# 1. 为 MMEval 添加一个评测指标 

在 MMEval 中实现一个自定义评测指标，需要继承 BaseMetric 并且实现 add 和 compute_metric 方法。

在评测过程中，评测指标需要在调用 add 后更新 _results 以存储中间结果。在最后进行指标计算的时候，将会对 _results 进行进程同步后调用 compute_metric 进行指标的计算。

以实现 Accuracy 指标为例：

In [None]:
import numpy as np
from mmeval.core import BaseMetric

class Accuracy(BaseMetric):

    def add(self, predictions, labels):
        for prediction, label in zip(predictions, labels):
            self._results.append((prediction, label))

    def compute_metric(self, results):
        predictions = np.concatenate(
            [res[0] for res in results])
        labels = np.concatenate(
            [res[1] for res in results])
        correct = (predictions == labels)
        accuracy = sum(correct) / len(predictions)
        return {'accuracy': accuracy}

## 2. 从原 OpenMMLab 2.0 算法库中迁移评测指标至 MMEval

虽然 MMEval 目前已经发布了，但是仍然有一大部分原 OpenMMLab 算法库中的评测指标尚未迁移添加到 MMEval 中，我们整理了这些尚未添加的评测指标，发布了社区任务，欢迎各位小伙伴一起来提 PR 参与建设 MMEval：https://github.com/open-mmlab/mmeval/issues/50

详细的注意事项可参考：[MMEval 适配指南](https://aicarrier.feishu.cn/docs/doccnjJiEdOYTdse9zH9Y2Bt8De)

下面以 mmseg 中的 [IoUMetric](https://github.com/open-mmlab/mmsegmentation/blob/a06bf4d66349f19d2384bfdb5085d2d0f6ee98e0/mmseg/evaluation/metrics/iou_metric.py#L15) 为例，为大家展示如何将一个 OpenMMLab 2.0 算法库中的评测指标迁移至 MMEval，并在原算法库中适配使用 MMEval。

## 2.1 为 MMEval 添加 MeanIoU

见：[mmeval/metrics/mean_iou.py](https://github.com/open-mmlab/mmeval/blob/e2f6dbf160d41adfa185caed211f2ac50747f3ba/mmeval/metrics/mean_iou.py#L21)

In [None]:
# Copyright (c) OpenMMLab.
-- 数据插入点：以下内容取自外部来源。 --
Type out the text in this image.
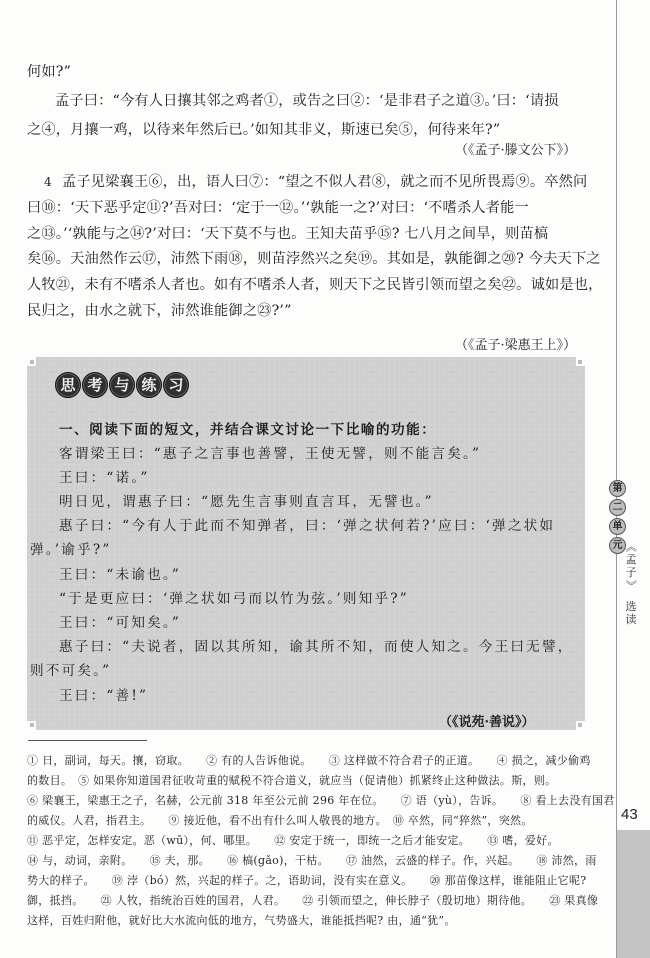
第
二
单
元 《
孟
子
》
选
读
43
何如?”
孟子曰：“今有人日攘其邻之鸡者①，或告之曰②：‘是非君子之道③。’曰：‘请损
之④，月攘一鸡，以待来年然后已。’如知其非义，斯速已矣⑤，何待来年?”
（《孟子·滕文公下》）
4 孟子见梁襄王⑥，出，语人曰⑦：“望之不似人君⑧，就之而不见所畏焉⑨。卒然问
曰⑩：‘天下恶乎定⑪?’吾对曰：‘定于一⑫。’‘孰能一之?’对曰：‘不嗜杀人者能一
之⑬。’‘孰能与之⑭?’对曰：‘天下莫不与也。王知夫苗乎⑮? 七八月之间旱，则苗槁
矣⑯。天油然作云⑰，沛然下雨⑱，则苗浡然兴之矣⑲。其如是，孰能御之⑳? 今夫天下之
人牧㉑，未有不嗜杀人者也。如有不嗜杀人者，则天下之民皆引领而望之矣㉒。诚如是也，
民归之，由水之就下，沛然谁能御之㉓?’”
（《孟子·梁惠王上》）
思 考 与 练 习
一、阅读下面的短文，并结合课文讨论一下比喻的功能：
客谓梁王曰：“惠子之言事也善譬，王使无譬，则不能言矣。”
王曰：“诺。”
明日见，谓惠子曰：“愿先生言事则直言耳，无譬也。”
惠子曰：“今有人于此而不知弹者，曰：‘弹之状何若?’应曰：‘弹之状如
弹。’谕乎?”
王曰：“未谕也。”
“于是更应曰：‘弹之状如弓而以竹为弦。’则知乎?”
王曰：“可知矣。”
惠子曰：“夫说者，固以其所知，谕其所不知，而使人知之。今王曰无譬，
则不可矣。”
王曰：“善!”
（《说苑·善说》）
① 日，副词，每天。攘，窃取。　　② 有的人告诉他说。　　③ 这样做不符合君子的正道。　　④ 损之，减少偷鸡
的数目。　⑤ 如果你知道国君征收苛重的赋税不符合道义，就应当（促请他）抓紧终止这种做法。斯，则。
⑥ 梁襄王，梁惠王之子，名赫，公元前 318 年至公元前 296 年在位。　　⑦ 语（yù），告诉。　　⑧ 看上去没有国君
的威仪。人君，指君主。　　⑨ 接近他，看不出有什么叫人敬畏的地方。　⑩ 卒然，同“猝然”，突然。
⑪ 恶乎定，怎样安定。恶（wū），何、哪里。　　⑫ 安定于统一，即统一之后才能安定。　　⑬ 嗜，爱好。
⑭ 与，动词，亲附。　　⑮ 夫，那。　　⑯ 槁(gǎo)，干枯。　　⑰ 油然，云盛的样子。作，兴起。　　⑱ 沛然，雨
势大的样子。　　⑲ 浡（bó）然，兴起的样子。之，语助词，没有实在意义。　　⑳ 那苗像这样，谁能阻止它呢?
御，抵挡。　　㉑ 人牧，指统治百姓的国君，人君。　　㉒ 引领而望之，伸长脖子（殷切地）期待他。　　㉓ 果真像
这样，百姓归附他，就好比大水流向低的地方，气势盛大，谁能抵挡呢? 由，通“犹”。
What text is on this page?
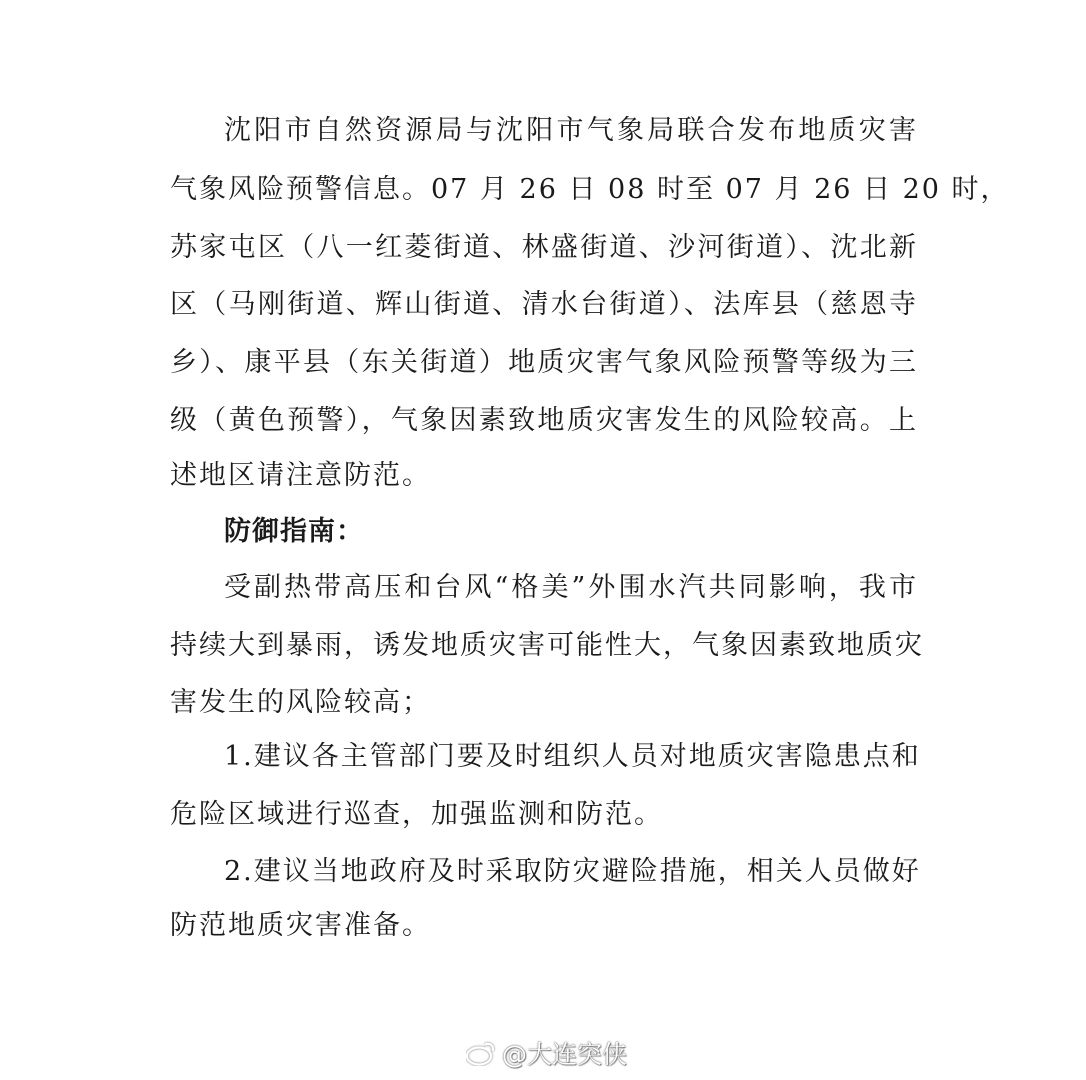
沈阳市自然资源局与沈阳市气象局联合发布地质灾害
气象风险预警信息。07 月 26 日 08 时至 07 月 26 日 20 时，
苏家屯区（八一红菱街道、林盛街道、沙河街道）、沈北新
区（马刚街道、辉山街道、清水台街道）、法库县（慈恩寺
乡）、康平县（东关街道）地质灾害气象风险预警等级为三
级（黄色预警），气象因素致地质灾害发生的风险较高。上
述地区请注意防范。
防御指南：
受副热带高压和台风“格美”外围水汽共同影响，我市
持续大到暴雨，诱发地质灾害可能性大，气象因素致地质灾
害发生的风险较高；
1.建议各主管部门要及时组织人员对地质灾害隐患点和
危险区域进行巡查，加强监测和防范。
2.建议当地政府及时采取防灾避险措施，相关人员做好
防范地质灾害准备。
@大连突侠
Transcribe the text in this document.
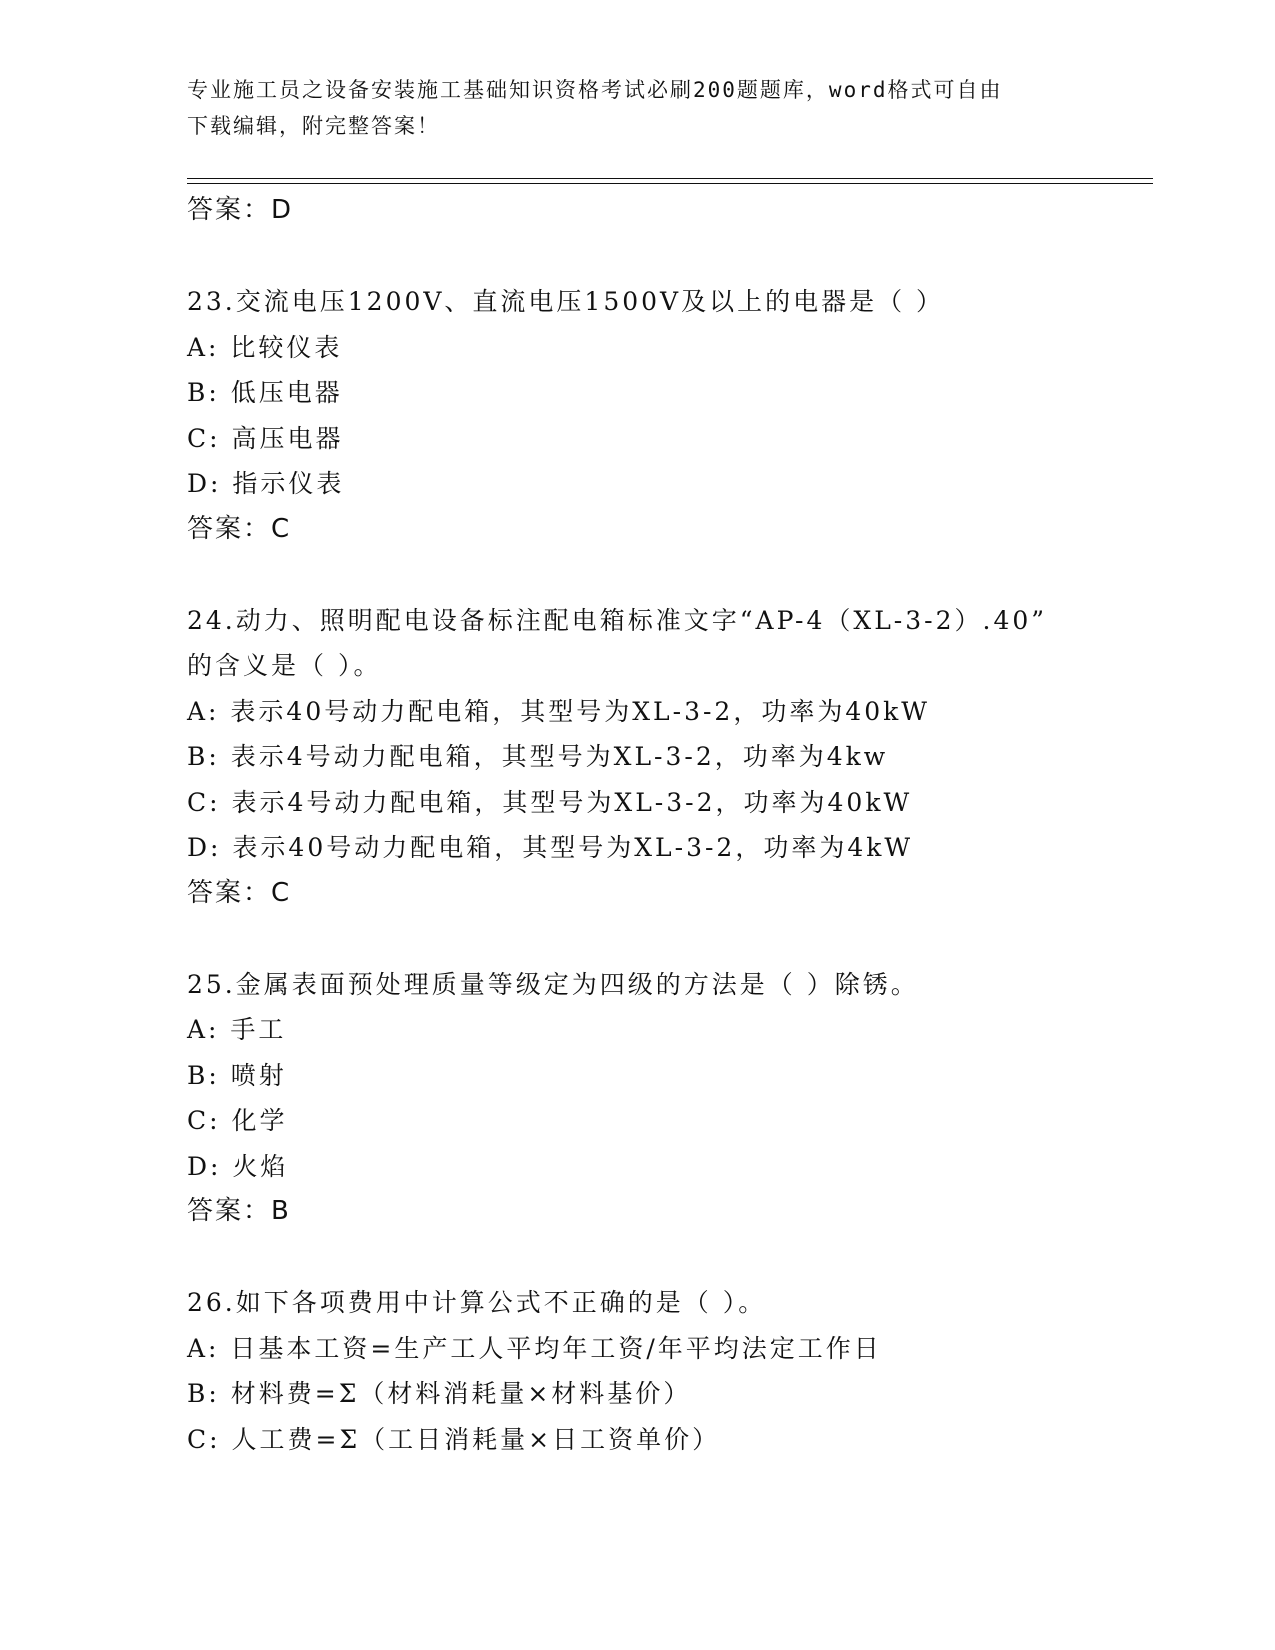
专业施工员之设备安装施工基础知识资格考试必刷200题题库，word格式可自由
下载编辑，附完整答案！
答案：D
23.交流电压1200V、直流电压1500V及以上的电器是（ ）
A: 比较仪表
B: 低压电器
C: 高压电器
D: 指示仪表
答案：C
24.动力、照明配电设备标注配电箱标准文字“AP-4（XL-3-2）.40”
的含义是（ ）。
A: 表示40号动力配电箱，其型号为XL-3-2，功率为40kW
B: 表示4号动力配电箱，其型号为XL-3-2，功率为4kw
C: 表示4号动力配电箱，其型号为XL-3-2，功率为40kW
D: 表示40号动力配电箱，其型号为XL-3-2，功率为4kW
答案：C
25.金属表面预处理质量等级定为四级的方法是（ ）除锈。
A: 手工
B: 喷射
C: 化学
D: 火焰
答案：B
26.如下各项费用中计算公式不正确的是（ ）。
A: 日基本工资=生产工人平均年工资/年平均法定工作日
B: 材料费=Σ（材料消耗量×材料基价）
C: 人工费=Σ（工日消耗量×日工资单价）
All rights reserved.

import numpy as np
from typing import TYPE_CHECKING, List, Optional, Sequence, Tuple, overload

from mmeval.core.base_metric import BaseMetric
from mmeval.core.dispatcher import dispatch
from mmeval.utils import try_import

if TYPE_CHECKING:
    import paddle
    import tensorflow
    import tensorflow as tf
    import torch
else:
    # 使用 try_import 
    paddle = try_import('paddle')
    torch = try_import('torch')
    tf = try_import('tensorflow')


# 类 docstring 规范，注意添加评测指标使用示例
class MeanIoU(BaseMetric):
    """MeanIoU evaluation metric.

    MeanIoU is a widely used evaluation metric for image semantic segmentation.

    In addition to mean iou, it will also compute and return accuracy, mean
    accuracy, mean dice, mean precision, mean recall and mean f-score.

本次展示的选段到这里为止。